In the United States, Turbo was the top-grossing arcade game on the Play Meter arcade charts in May 1982, taking the top spot from Donkey Kong. In Japan, Game Machine listed Turbo as the 18th highest-grossing arcade video game of 1981 (tied with Defender and Galaxian), and then the 19th highest-grossing arcade video game of 1982. Game Machine later listed Turbo as the fifth top-grossing upright/cockpit arcade unit of May 1983.

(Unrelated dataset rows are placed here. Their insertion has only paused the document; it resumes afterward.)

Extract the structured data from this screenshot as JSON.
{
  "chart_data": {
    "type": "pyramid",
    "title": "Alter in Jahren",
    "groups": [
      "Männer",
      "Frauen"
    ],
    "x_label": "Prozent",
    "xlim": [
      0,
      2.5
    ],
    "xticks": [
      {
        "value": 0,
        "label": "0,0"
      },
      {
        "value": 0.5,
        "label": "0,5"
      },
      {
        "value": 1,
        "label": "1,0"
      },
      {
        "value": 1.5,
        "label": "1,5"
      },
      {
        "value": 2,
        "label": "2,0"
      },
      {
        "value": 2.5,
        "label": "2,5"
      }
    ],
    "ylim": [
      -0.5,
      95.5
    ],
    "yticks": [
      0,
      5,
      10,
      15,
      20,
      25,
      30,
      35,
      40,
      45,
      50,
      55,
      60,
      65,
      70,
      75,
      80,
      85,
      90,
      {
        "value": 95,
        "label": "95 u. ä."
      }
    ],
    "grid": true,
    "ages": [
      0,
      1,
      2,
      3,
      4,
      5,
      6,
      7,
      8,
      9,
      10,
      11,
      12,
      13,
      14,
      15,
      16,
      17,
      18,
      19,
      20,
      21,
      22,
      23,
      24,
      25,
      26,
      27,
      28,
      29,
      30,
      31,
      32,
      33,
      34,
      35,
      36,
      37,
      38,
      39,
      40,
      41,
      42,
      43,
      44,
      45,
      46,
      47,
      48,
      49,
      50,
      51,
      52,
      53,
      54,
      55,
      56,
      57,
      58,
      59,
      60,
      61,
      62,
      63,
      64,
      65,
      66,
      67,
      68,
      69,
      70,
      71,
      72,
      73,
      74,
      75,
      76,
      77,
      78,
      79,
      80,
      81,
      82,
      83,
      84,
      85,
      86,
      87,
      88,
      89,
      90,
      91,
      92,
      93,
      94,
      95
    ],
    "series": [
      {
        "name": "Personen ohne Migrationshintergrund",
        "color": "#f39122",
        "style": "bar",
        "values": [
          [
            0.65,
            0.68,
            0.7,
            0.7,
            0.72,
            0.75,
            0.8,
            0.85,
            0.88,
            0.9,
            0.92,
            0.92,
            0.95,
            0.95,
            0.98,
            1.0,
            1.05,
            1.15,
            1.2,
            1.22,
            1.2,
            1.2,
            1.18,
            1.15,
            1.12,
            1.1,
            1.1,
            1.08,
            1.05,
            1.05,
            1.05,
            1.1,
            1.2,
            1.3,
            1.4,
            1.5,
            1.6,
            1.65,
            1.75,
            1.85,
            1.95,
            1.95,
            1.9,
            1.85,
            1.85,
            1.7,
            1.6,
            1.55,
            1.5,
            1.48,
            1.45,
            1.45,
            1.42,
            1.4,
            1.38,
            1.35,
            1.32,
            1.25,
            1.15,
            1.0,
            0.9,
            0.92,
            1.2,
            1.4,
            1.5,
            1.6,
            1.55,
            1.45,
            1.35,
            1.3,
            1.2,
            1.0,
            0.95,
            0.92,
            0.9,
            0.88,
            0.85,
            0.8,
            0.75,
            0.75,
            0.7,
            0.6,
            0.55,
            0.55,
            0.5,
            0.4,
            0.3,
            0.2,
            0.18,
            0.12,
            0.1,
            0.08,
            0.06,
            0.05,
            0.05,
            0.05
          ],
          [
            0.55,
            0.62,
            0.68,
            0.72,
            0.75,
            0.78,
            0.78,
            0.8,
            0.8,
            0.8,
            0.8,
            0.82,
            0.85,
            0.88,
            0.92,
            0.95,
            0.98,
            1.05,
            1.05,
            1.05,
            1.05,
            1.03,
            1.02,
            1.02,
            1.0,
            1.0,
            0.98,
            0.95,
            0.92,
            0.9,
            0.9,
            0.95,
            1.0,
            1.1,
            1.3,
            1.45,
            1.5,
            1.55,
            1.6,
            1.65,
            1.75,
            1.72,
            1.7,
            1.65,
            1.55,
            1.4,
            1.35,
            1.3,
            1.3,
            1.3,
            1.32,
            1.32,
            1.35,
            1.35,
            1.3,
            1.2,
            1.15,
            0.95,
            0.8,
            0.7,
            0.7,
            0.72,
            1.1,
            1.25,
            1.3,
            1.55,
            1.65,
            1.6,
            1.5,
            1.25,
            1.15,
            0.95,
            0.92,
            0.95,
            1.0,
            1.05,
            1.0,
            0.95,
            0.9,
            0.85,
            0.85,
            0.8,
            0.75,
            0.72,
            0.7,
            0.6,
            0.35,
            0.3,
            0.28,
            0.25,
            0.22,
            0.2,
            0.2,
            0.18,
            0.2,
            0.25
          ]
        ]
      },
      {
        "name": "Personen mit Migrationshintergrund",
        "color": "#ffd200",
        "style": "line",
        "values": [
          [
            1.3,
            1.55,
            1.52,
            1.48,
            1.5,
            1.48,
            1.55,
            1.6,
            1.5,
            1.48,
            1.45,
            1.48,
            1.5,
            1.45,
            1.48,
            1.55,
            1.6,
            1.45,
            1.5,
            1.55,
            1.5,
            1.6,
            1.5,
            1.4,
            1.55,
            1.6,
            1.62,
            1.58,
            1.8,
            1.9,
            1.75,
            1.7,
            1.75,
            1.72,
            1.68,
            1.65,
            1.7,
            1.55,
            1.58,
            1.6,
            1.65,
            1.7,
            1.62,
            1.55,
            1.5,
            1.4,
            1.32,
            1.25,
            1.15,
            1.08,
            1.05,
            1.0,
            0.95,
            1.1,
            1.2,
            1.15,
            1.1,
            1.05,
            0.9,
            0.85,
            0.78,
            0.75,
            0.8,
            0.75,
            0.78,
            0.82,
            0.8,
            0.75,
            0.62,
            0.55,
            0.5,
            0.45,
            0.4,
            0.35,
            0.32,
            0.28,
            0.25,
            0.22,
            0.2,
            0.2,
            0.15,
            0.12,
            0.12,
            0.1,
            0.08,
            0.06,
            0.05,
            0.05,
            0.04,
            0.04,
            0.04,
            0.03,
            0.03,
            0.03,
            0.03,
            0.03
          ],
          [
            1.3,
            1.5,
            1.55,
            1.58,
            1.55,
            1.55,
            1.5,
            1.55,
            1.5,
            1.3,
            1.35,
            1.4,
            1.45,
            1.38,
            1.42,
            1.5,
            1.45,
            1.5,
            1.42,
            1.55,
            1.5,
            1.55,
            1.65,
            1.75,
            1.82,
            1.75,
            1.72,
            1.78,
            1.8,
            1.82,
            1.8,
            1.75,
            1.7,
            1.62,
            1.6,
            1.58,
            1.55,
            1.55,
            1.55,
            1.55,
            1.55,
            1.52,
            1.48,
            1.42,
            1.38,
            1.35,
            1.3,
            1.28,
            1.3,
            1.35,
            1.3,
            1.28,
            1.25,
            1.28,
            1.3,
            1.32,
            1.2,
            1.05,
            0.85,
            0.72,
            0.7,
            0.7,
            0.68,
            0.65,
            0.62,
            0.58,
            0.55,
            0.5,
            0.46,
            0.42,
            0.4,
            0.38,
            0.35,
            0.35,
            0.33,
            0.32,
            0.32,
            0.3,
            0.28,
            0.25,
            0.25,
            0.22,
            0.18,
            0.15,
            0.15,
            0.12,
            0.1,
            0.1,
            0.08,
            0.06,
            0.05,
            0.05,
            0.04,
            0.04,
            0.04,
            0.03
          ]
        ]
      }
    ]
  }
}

The arcade game received highly positive reviews upon release. In January 1982, Cash Box magazine called it "a challenging and colorful" game while praising the "realistic, three dimensional, full color imagery which allows drivers to experience the sensation and thrill of being in the thick of grand prix action" as well as the "excellent sound systems". Daniel Cohen in his book Video Games called it a "brilliant" new driving game providing a "challenging and remarkably realistic" experience, with praise for the cockpit cabinet that replicates the sit-down feel and controls of a real car, and the graphics which has changing scenery including the day, night, city, highway, oceanside curve, tunnels, twisting roads, and icy roads. In June 1982, Computer and Video Games magazine praised the "realism, controls, marvellous graphical capabilities" and the "variety of backgrounds and racing conditions on the screen".

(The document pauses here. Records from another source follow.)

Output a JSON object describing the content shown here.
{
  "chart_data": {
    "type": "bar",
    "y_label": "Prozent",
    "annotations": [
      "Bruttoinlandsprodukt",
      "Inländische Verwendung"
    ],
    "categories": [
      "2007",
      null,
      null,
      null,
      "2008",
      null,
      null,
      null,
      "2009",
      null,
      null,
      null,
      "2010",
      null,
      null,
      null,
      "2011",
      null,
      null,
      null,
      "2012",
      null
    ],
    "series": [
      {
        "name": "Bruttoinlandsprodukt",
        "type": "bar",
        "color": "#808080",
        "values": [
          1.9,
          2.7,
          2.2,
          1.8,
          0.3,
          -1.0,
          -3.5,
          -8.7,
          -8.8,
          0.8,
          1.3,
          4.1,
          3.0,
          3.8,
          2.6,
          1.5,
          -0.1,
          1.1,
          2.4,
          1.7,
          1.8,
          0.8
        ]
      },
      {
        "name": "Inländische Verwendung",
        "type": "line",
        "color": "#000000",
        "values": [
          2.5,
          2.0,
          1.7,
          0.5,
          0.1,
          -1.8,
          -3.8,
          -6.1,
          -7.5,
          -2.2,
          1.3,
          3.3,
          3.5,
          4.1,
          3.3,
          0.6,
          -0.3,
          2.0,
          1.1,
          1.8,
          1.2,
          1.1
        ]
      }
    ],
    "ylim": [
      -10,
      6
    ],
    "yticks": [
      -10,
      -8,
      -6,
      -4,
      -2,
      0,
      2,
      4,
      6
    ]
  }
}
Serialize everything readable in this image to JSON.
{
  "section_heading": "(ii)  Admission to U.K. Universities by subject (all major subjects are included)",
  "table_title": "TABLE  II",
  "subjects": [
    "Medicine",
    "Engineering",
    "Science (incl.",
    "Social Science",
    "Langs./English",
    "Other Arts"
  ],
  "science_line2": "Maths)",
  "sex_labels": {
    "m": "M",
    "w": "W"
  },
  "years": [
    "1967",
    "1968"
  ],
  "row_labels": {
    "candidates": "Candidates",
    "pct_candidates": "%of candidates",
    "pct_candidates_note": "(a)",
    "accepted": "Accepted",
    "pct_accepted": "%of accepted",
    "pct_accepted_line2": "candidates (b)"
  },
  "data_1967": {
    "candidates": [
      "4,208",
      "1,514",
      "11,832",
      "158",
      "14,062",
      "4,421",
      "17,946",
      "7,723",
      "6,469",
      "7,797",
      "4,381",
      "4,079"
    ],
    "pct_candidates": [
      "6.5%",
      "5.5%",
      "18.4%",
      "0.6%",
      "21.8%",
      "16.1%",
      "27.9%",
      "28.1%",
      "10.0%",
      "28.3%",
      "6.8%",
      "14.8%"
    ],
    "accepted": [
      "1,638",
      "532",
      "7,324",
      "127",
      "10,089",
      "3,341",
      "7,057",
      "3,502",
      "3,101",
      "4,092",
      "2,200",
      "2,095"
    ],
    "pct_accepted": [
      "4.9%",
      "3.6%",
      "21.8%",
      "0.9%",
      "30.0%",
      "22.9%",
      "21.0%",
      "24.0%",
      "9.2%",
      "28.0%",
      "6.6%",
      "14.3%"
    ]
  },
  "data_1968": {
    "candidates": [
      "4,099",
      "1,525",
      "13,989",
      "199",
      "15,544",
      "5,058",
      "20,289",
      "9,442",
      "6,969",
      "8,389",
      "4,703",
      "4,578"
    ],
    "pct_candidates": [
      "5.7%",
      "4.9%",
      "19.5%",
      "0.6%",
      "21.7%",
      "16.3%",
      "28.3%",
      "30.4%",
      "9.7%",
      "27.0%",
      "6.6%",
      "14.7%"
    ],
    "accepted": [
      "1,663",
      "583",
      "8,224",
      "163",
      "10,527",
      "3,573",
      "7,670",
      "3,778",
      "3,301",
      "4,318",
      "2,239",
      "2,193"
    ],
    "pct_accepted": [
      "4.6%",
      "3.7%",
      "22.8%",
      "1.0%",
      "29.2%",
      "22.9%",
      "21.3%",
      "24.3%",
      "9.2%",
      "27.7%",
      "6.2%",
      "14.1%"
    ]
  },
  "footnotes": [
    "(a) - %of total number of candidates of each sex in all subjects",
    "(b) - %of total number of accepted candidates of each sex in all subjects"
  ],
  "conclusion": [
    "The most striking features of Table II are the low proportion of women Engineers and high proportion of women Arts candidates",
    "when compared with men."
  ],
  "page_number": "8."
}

In early 1983, Turbo was reviewed by Video magazine in its "Arcade Alley" column where it was hailed as "the king of the video road". The ColecoVision version was praised for the effort that had gone into replicating the visuals of the original arcade version, with reviewers making special note of the varied, non-repetitive backgrounds that enticed players to play in order to see "never-before-seen play scenes". Reviewers also commented favorably on the realism-enhancing use of steering wheel, gas pedal, and gear shift peripherals. Arcade Express reviewed the ColecoVision version in January 1983 and scored it a perfect 10 out of 10, remarking that the "king of the coin-op driving games arrives in the home market". They stated that while it isn't "as graphically arresting as the" arcade version, it "comes reasonably close to matching the multi-scenario brilliance" and "the special control panel lifts this cartridge to greatness".

Review scores
| Publication | Score |
|---|---|
| AllGame | 4/5 (ARC) 4/5 (CV) 3.5/5 (INTV) |
| Computer and Video Games | Positive (ARC) |
| Tilt | 6/6 (CV) |
| Arcade Express | 10/10 (CV) |
| Cash Box | Positive (ARC) |
| Electronic Fun with Computers & Games | A (CV) |
| Video | Positive (CV) |
| Video Games Player | A (CV) |

Award
| Publication | Award |
|---|---|
| 4th Arcade Awards | Best Coin-Op Game Audio/Visual Effects |

==Legacy==
A Turbo board game was released by Milton Bradley in 1983.